Tuesday 23 November 2021

What, Me Change?

 

There is a great scene at the beginning of the Red Green Show from a few years ago – well more than a few years now.  The show opened with a meeting of the Possum Lodge – a men-only organization in the fictional town of Possum Lake.  The members of the lodge take what must be the Possum Lodge Pledge (although I don’t think it was ever named that) which goes:

“I’m a man and I can change - if I have to - I guess.”

That is something men are notorious for – not changing, but I think it is more of a human trait which applies to all races, creeds, colours, or genders.  People just don’t want to change and resist change perhaps above all else – except perhaps survival – but then again I think even survival in many cases.  The members of the Possum Lodge didn’t say the pledge with much conviction as I recall. 

I have titled this edition of News and Views, “What, Me Change?”  as a riff on the cover character from Mad Magazine, Alfred E Neuman, whose tagline was “What, me worry?”   As I recall, reading Mad Magazine all those years ago, that good old Alfred probably had a lot to worry about.  In the same way, people could benefit from changing things about how they approach life and the world. 


The topic of change came to mind when I read a short poem by W. H. Auden this week:

W. H. Auden (1907–1973)

“We would rather be ruined than changed,

We would rather die in our dread

Than climb the cross of the moment

And let our illusions die.” [1]

Richard Rohr addressed this resistance to change in a recent Daily Meditation which quoted the Auden poem:

What the ego hates more than anything else is to change—even when the present situation is not working or is horrible. Instead, we do more and more of what does not work, as many others have rightly said about addicts. The reason we do anything one more time is because the last time did not really satisfy us deeply. 

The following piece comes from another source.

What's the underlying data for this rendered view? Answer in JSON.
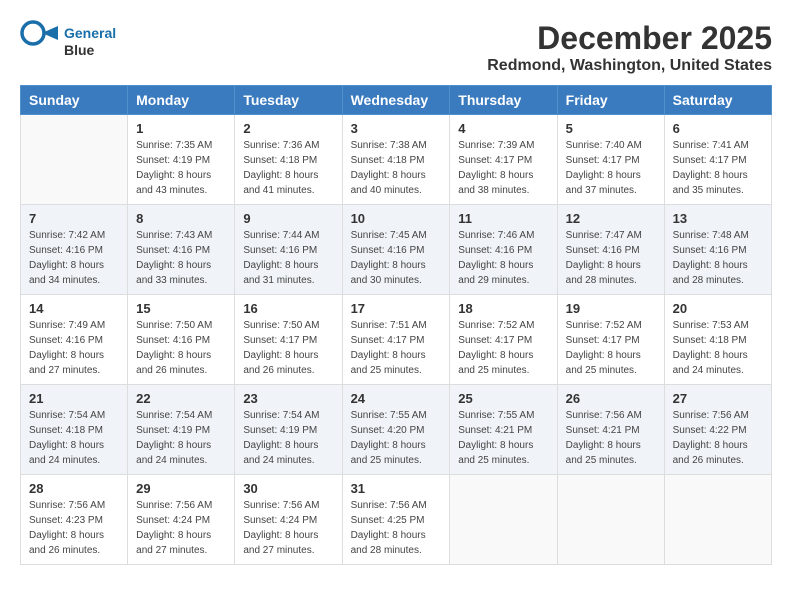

I have called the ego, God’s greatest gift to humankind and its greatest curse.  We can’t live without our egos and we can’t live with them – at least we can’t live fully as God intended unless the ego finds its correct role which is to serve God rather than it wants which is for God or the gods to serve it. 

As Auden puts it so succinctly, we need to climb the cross of the moment and let our illusions die.  In Christian terms we need to pick up our cross and follow Jesus Christ.  We cling to those illusions which seem to form the prism through which we see and understand the world and make us who we believe we are.  Putting them down may not be easy but it will be the way to life which is full of joy and full of meaning.

May you be blessed to pick up your cross and put down your illusions on your journey.